L'uso della demografia storica come nuovo metodo d'indagine viene fatto risalire a quella che appare quasi come una scoperta casuale del mercante di stoffe John Graunt (1620-1674) che pubblica nel 1662 un libretto intitolato Osservazioni naturali e politiche fatte sui bollettini di mortalità. Presentando il suo lavoro alla Royal Society Graunt evidenziava la correlazione tra i dati demografici "naturali" e i diversi aspetti della vita umana:

«Le osservazioni che per caso ho effettuato (perché non le ho premeditate) sui bollettini di mortalità si sono rivelate essere sia naturali che politiche; le une concernendo tanto il commercio quanto il governo, le altre l'atmosfera, le regioni, le stagioni, la fecondità, le malattie, la longevità, la proporzione fra i sessi e le età della specie umana [2]

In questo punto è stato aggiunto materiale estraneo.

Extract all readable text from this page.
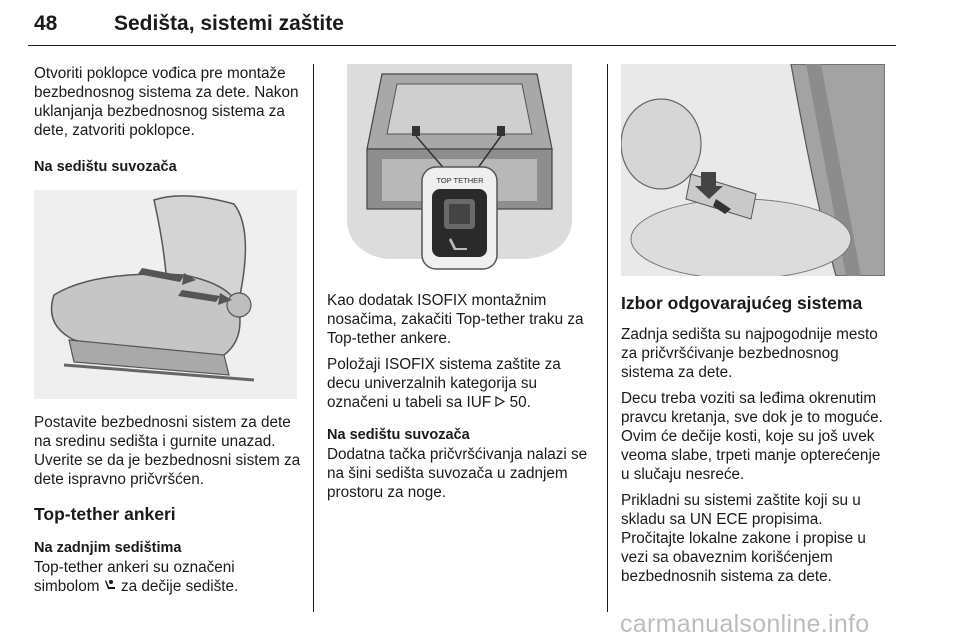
48	Sedišta, sistemi zaštite

Otvoriti poklopce vođica pre montaže bezbednosnog sistema za dete. Nakon uklanjanja bezbednosnog sistema za dete, zatvoriti poklopce.

Na sedištu suvozača

Postavite bezbednosni sistem za dete na sredinu sedišta i gurnite unazad. Uverite se da je bezbednosni sistem za dete ispravno pričvršćen.

Top-tether ankeri

Na zadnjim sedištima

Top-tether ankeri su označeni simbolom za dečije sedište.

TOP TETHER

Kao dodatak ISOFIX montažnim nosačima, zakačiti Top-tether traku za Top-tether ankere.

Položaji ISOFIX sistema zaštite za decu univerzalnih kategorija su označeni u tabeli sa IUF 50.

Na sedištu suvozača

Dodatna tačka pričvršćivanja nalazi se na šini sedišta suvozača u zadnjem prostoru za noge.

Izbor odgovarajućeg sistema

Zadnja sedišta su najpogodnije mesto za pričvršćivanje bezbednosnog sistema za dete.

Decu treba voziti sa leđima okrenutim pravcu kretanja, sve dok je to moguće. Ovim će dečije kosti, koje su još uvek veoma slabe, trpeti manje opterećenje u slučaju nesreće.

Prikladni su sistemi zaštite koji su u skladu sa UN ECE propisima. Pročitajte lokalne zakone i propise u vezi sa obaveznim korišćenjem bezbednosnih sistema za dete.

carmanualsonline.info
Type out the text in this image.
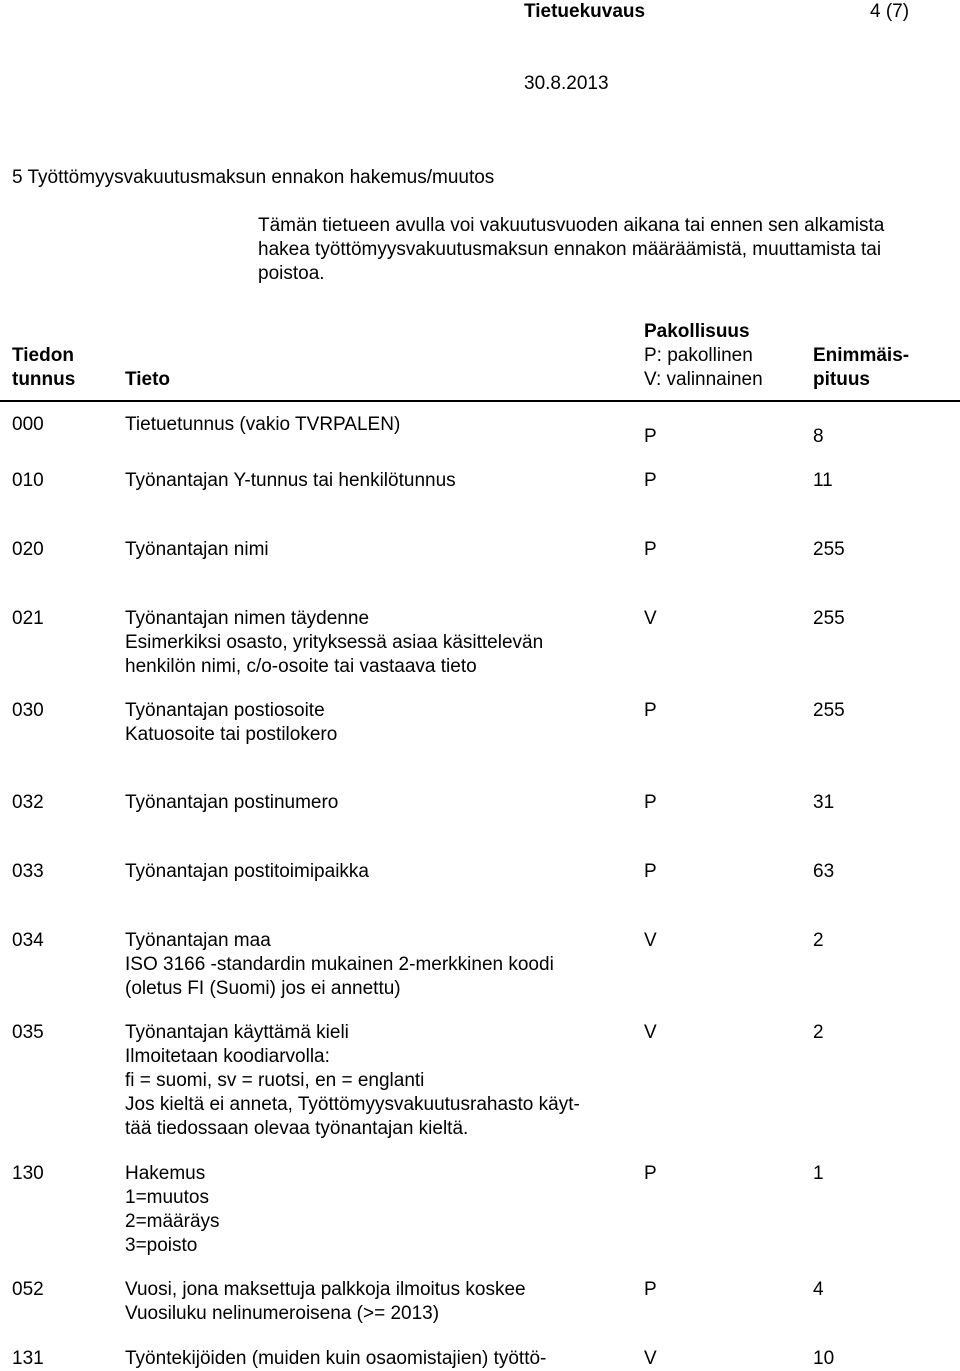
Tietuekuvaus	4 (7)
30.8.2013
5 Työttömyysvakuutusmaksun ennakon hakemus/muutos
Tämän tietueen avulla voi vakuutusvuoden aikana tai ennen sen alkamista
hakea työttömyysvakuutusmaksun ennakon määräämistä, muuttamista tai
poistoa.
Tiedon
tunnus	Tieto
Pakollisuus
P: pakollinen
V: valinnainen
Enimmäis-
pituus
000	Tietuetunnus (vakio TVRPALEN)
P	8
010	Työnantajan Y-tunnus tai henkilötunnus	P	11
020	Työnantajan nimi	P	255
021	Työnantajan nimen täydenne
Esimerkiksi osasto, yrityksessä asiaa käsittelevän
henkilön nimi, c/o-osoite tai vastaava tieto
V	255
030	Työnantajan postiosoite
Katuosoite tai postilokero
P	255
032	Työnantajan postinumero	P	31
033	Työnantajan postitoimipaikka	P	63
034	Työnantajan maa
ISO 3166 -standardin mukainen 2-merkkinen koodi
(oletus FI (Suomi) jos ei annettu)
V	2
035	Työnantajan käyttämä kieli
Ilmoitetaan koodiarvolla:
fi = suomi, sv = ruotsi, en = englanti
Jos kieltä ei anneta, Työttömyysvakuutusrahasto käyt-
tää tiedossaan olevaa työnantajan kieltä.
V	2
130	Hakemus
1=muutos
2=määräys
3=poisto
P	1
052	Vuosi, jona maksettuja palkkoja ilmoitus koskee
Vuosiluku nelinumeroisena (>= 2013)
P	4
131	Työntekijöiden (muiden kuin osaomistajien) työttö-	V	10
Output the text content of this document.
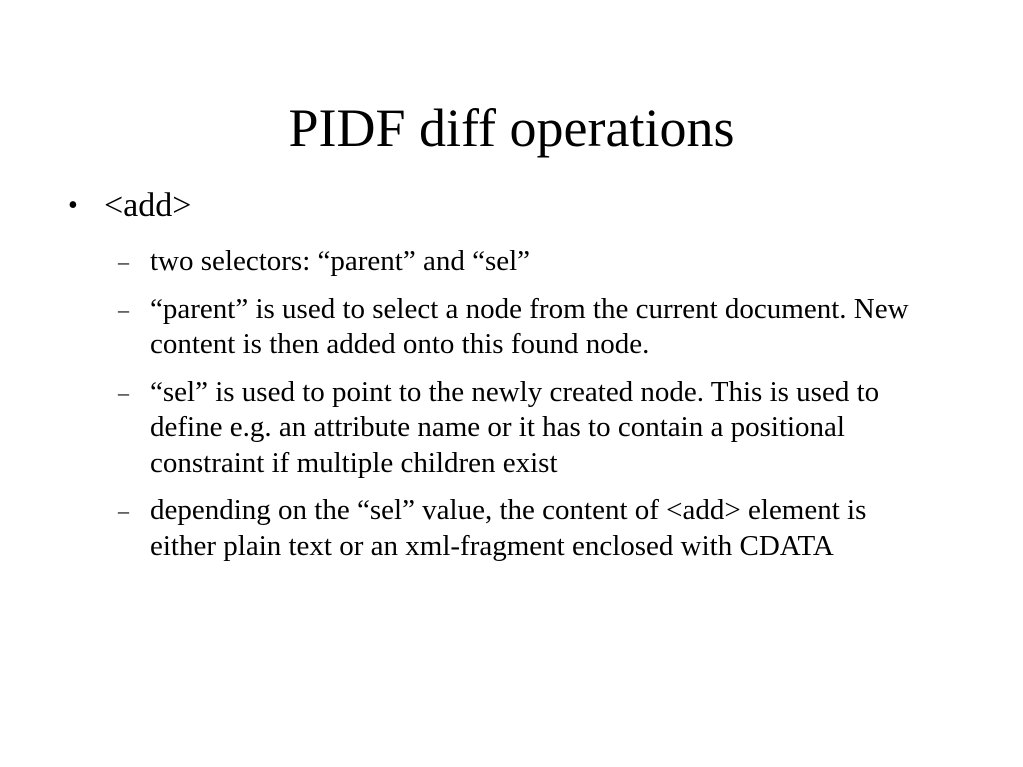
PIDF diff operations
• <add>
– two selectors: “parent” and “sel”
– “parent” is used to select a node from the current document. New content is then added onto this found node.
– “sel” is used to point to the newly created node. This is used to define e.g. an attribute name or it has to contain a positional constraint if multiple children exist
– depending on the “sel” value, the content of <add> element is either plain text or an xml-fragment enclosed with CDATA
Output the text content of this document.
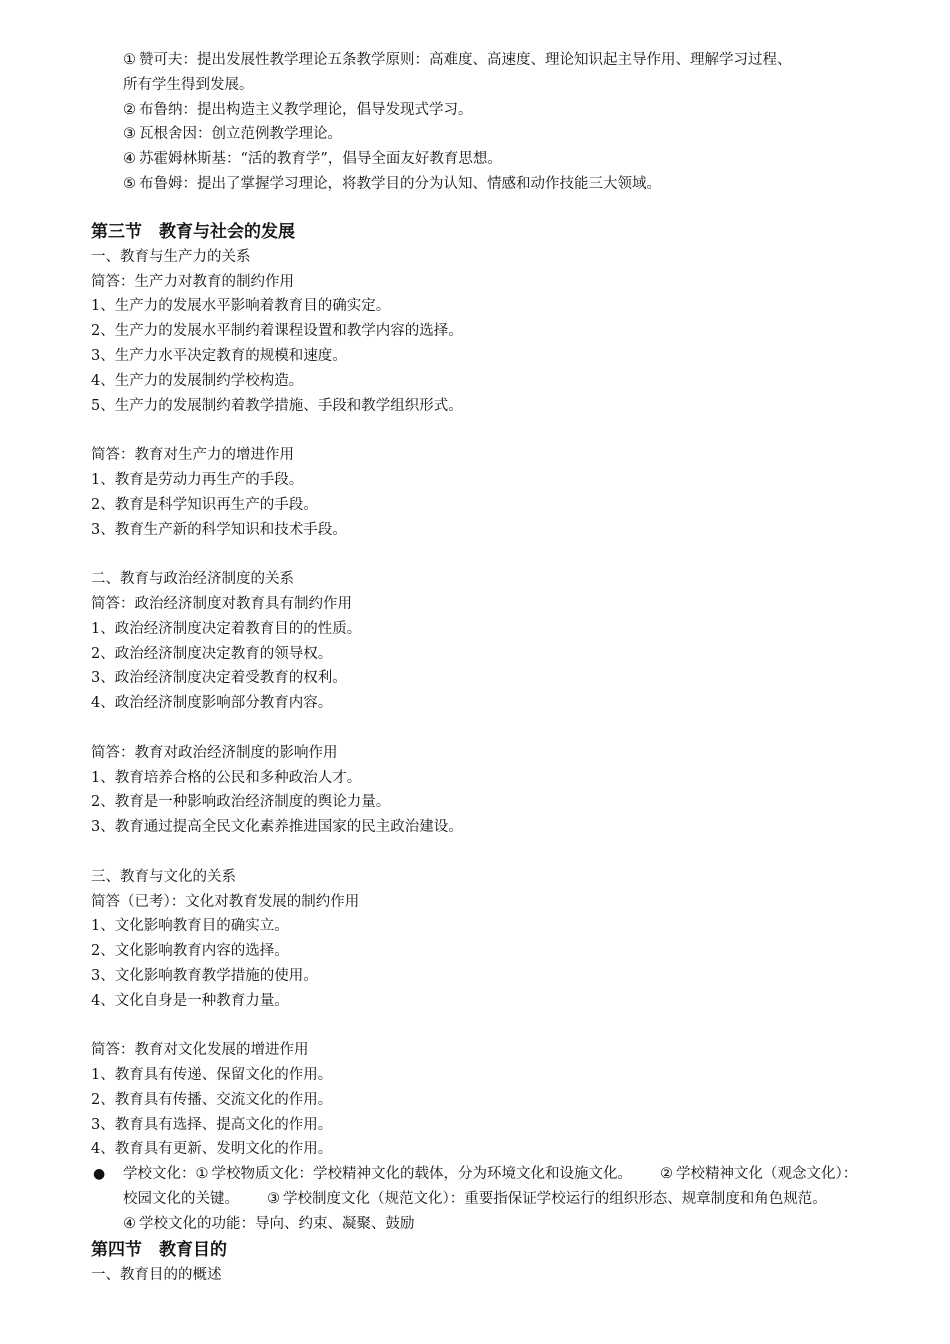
① 赞可夫：提出发展性教学理论五条教学原则：高难度、高速度、理论知识起主导作用、理解学习过程、
所有学生得到发展。
② 布鲁纳：提出构造主义教学理论，倡导发现式学习。
③ 瓦根舍因：创立范例教学理论。
④ 苏霍姆林斯基：“活的教育学”，倡导全面友好教育思想。
⑤ 布鲁姆：提出了掌握学习理论，将教学目的分为认知、情感和动作技能三大领域。
第三节　教育与社会的发展
一、教育与生产力的关系
简答：生产力对教育的制约作用
1、生产力的发展水平影响着教育目的确实定。
2、生产力的发展水平制约着课程设置和教学内容的选择。
3、生产力水平决定教育的规模和速度。
4、生产力的发展制约学校构造。
5、生产力的发展制约着教学措施、手段和教学组织形式。
简答：教育对生产力的增进作用
1、教育是劳动力再生产的手段。
2、教育是科学知识再生产的手段。
3、教育生产新的科学知识和技术手段。
二、教育与政治经济制度的关系
简答：政治经济制度对教育具有制约作用
1、政治经济制度决定着教育目的的性质。
2、政治经济制度决定教育的领导权。
3、政治经济制度决定着受教育的权利。
4、政治经济制度影响部分教育内容。
简答：教育对政治经济制度的影响作用
1、教育培养合格的公民和多种政治人才。
2、教育是一种影响政治经济制度的舆论力量。
3、教育通过提高全民文化素养推进国家的民主政治建设。
三、教育与文化的关系
简答（已考）：文化对教育发展的制约作用
1、文化影响教育目的确实立。
2、文化影响教育内容的选择。
3、文化影响教育教学措施的使用。
4、文化自身是一种教育力量。
简答：教育对文化发展的增进作用
1、教育具有传递、保留文化的作用。
2、教育具有传播、交流文化的作用。
3、教育具有选择、提高文化的作用。
4、教育具有更新、发明文化的作用。
● 学校文化：① 学校物质文化：学校精神文化的载体，分为环境文化和设施文化。 ② 学校精神文化（观念文化）：校园文化的关键。 ③ 学校制度文化（规范文化）：重要指保证学校运行的组织形态、规章制度和角色规范。④ 学校文化的功能：导向、约束、凝聚、鼓励
第四节　教育目的
一、教育目的的概述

Un sostenitore della demografia storica può essere considerato il filosofo scozzese David Hume (1711-1776) che nell'opera Of the Populousness of Ancient Nations [3] rilevava come i dati numerici tramandatici dagli antichi fossero particolarmente inaffidabili, non solo perché le loro stime non avevano basi solide, ma anche perché i numeri di ogni tipo contenuti negli antichi manoscritti erano stati soggetti ad un'alterazione molto maggiore di qualsiasi altra parte del testo, in quanto ogni altro tipo di adulterazione modifica il senso e la grammatica ed è quindi più facilmente individuata dal lettore e dal trascrittore.

La demografia storica si serve dunque di quelle fonti che, indirizzate a fini diversi, vengono, dopo un attento esame della loro credibilità, "deviate" dallo storico per nuove e più accurate interpretazione degli eventi.

Fin dal XVII secolo le amministrazioni pubbliche raccolgono fonti numerarie indirizzate a descrivere la densità delle popolazioni e le loro caratteristiche sociali ed economiche e, in particolare, ci si concentra sull'incidenza della mortalità sulle popolazioni spesso colpite da gravi epidemie [4]. Conoscere il numero dei sudditi significava infatti mettere in atto da parte delle amministrazioni civili oculate politiche di buon governo e così registrare con precisione il numero dei decessi era necessario per un'opera di prevenzione sanitaria. Queste stesse rilevazioni statistiche erano operate anche dalla Chiesa che, tramite le registrazioni parrocchiali dei battesimi, dei funerali e dei matrimoni, praticava una conduzione di "buon governo delle anime" [5]. Sia l'entità pubblica che la Chiesa si servivano dunque della demografia per fini pratici di buon governo; nella demografia storica, riferendosi a un diverso paradigma teorico, le stesse documentazioni perseguono l'obiettivo di una conoscenza scientifica della struttura delle popolazioni. Da qui la necessità di un metodo ben definito.

I metodi della demografia storica modifica

Scrive Carlo Cipolla che «in ogni campo i fatti osservati e rilevati acquisiscono un significato soltanto se organizzati e ordinati secondo un paradigma teorico» [6] volendo significare che nella ricerca vale il principio generale che le osservazioni empiriche devono riferirsi a un preciso ambito teorico, nel senso che, se le registrazioni documentarie della Chiesa ben rispondono ai suoi fini religiosi, nel campo della demografia storica invece, quelle stesse fonti possono risultare insufficienti per cui, ad esempio, il libro dei battezzati non può essere utilizzato dallo storico per desumerne il numero dei nati poiché nei tempi passati non si teneva conto degli infanti morti prima del battesimo e quindi non registrati.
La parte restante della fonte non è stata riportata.